In 1891 Bollinger provided an early description of a delayed traumatic apoplexy he called traumatische Spät-Apoplexie. Today this condition is called delayed traumatic intracerebral hematoma or (DTICH). His research was based on four patients who suffered a head injury, in which death occurred days to weeks later from an apoplectic event.
Bollinger was known for his studies of rabies and hydrophobia in the days before the discovery of an anti-rabies vaccine. From a series of collected statistics states that of patients bitten by dogs undoubtedly rabid 47% died, the rate being 33% in those whose wounds had been cauterized and 83% when there had been no local treatment. In England in 1895, 668 dogs, besides other animals, were killed and certified to be rabid, and the deaths from hydrophobia were twenty.

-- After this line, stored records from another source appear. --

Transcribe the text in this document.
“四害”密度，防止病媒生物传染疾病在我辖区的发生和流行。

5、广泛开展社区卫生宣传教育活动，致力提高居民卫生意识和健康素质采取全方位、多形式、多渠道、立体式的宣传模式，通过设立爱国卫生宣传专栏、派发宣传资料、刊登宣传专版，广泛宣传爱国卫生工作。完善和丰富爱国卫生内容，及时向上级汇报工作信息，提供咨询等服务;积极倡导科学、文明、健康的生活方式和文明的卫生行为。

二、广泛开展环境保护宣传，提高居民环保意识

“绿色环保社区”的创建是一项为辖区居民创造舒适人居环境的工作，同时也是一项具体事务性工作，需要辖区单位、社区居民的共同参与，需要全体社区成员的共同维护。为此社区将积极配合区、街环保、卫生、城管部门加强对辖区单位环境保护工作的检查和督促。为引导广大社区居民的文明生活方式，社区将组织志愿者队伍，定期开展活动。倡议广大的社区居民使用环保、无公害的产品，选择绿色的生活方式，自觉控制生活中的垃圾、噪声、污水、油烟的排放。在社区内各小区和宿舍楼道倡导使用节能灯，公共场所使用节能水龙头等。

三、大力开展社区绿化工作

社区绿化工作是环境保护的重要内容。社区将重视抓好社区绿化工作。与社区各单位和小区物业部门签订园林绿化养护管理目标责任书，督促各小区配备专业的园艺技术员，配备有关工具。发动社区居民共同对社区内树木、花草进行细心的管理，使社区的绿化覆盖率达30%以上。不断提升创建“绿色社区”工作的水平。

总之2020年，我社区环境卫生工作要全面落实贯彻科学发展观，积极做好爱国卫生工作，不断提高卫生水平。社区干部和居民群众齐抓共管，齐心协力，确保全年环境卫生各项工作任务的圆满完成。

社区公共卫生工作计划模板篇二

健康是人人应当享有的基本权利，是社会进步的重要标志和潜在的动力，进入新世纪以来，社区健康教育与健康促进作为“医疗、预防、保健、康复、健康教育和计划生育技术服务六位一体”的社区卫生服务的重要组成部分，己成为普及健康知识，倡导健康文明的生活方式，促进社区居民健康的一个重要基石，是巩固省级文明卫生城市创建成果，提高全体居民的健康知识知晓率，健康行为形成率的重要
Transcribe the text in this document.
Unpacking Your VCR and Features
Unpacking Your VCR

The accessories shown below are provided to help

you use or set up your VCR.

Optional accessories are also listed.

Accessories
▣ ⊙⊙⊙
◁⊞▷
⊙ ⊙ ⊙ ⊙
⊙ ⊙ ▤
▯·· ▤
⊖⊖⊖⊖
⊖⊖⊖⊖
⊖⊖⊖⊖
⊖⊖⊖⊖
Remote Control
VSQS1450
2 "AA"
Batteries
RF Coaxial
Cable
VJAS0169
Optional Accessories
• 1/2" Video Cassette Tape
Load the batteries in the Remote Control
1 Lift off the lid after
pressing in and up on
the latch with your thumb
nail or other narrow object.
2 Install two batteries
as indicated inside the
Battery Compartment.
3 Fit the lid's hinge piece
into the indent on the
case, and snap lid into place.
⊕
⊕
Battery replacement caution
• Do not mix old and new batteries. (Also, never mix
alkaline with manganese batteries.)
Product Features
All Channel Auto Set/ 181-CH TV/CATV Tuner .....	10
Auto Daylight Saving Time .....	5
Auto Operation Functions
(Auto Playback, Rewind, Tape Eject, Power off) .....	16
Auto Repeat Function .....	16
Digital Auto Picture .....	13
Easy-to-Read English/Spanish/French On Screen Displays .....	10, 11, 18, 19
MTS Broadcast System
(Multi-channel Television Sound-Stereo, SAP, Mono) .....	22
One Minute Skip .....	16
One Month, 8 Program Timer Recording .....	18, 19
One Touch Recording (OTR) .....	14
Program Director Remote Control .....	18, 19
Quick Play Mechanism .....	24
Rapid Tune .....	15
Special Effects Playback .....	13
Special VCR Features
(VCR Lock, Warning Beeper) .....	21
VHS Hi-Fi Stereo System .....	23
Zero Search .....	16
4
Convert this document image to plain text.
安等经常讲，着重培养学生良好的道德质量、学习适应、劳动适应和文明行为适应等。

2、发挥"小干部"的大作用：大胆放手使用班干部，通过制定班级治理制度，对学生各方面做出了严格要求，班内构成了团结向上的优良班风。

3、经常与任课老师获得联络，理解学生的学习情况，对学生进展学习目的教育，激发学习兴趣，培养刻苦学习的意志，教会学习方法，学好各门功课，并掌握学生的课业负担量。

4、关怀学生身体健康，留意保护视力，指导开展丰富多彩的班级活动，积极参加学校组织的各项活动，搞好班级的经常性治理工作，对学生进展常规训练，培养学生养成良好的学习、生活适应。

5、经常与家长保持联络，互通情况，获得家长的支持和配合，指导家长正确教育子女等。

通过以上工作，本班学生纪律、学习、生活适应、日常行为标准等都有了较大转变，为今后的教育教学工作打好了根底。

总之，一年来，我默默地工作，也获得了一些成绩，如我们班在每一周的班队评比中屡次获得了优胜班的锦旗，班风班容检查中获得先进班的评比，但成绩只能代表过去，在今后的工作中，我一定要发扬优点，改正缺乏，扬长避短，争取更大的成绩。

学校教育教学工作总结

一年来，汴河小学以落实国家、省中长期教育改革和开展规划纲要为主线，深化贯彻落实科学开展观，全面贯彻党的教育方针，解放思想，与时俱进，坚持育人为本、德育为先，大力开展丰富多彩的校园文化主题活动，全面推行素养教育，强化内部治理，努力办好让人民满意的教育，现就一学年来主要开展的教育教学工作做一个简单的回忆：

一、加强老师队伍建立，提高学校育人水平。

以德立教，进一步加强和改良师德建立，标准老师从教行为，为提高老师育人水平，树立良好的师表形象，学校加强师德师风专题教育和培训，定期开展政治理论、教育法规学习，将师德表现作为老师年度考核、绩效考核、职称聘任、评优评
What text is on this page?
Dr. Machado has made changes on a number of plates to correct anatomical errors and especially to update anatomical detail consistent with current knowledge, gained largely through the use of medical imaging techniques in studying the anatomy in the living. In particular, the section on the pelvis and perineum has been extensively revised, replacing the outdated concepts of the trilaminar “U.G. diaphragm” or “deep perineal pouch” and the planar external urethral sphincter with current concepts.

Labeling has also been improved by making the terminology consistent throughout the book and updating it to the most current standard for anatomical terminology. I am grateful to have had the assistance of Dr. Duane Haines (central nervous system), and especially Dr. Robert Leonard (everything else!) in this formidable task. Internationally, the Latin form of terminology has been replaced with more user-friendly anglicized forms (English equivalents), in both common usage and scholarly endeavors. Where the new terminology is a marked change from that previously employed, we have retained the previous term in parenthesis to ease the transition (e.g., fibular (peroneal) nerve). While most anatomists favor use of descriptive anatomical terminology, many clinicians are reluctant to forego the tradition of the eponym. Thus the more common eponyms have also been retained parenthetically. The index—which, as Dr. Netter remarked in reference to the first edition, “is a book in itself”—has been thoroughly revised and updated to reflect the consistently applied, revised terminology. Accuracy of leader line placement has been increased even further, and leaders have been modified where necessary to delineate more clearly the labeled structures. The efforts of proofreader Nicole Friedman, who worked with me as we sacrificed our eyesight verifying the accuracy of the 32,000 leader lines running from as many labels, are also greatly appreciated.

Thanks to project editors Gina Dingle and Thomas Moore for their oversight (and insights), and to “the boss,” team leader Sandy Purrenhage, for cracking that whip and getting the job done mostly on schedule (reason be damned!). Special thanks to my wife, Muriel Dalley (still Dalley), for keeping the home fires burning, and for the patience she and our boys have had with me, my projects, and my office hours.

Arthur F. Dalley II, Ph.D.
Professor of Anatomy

Bollinger is credited with describing the inclusion bodies found in tissue cells in fowlpox. These bodies contain the fowlpox virus, and are now referred to as Bollinger bodies. Another eponymous term named after him are Bollinger granules, which are small yellowish-white granules that cluster, contain micrococci, and are seen in the granulation tissue of botryomycosis.
Otto Bollinger was co-founder and editor of the journal Deutsche Zeitschrift für Tiermedizin und vergleichende Pathologie.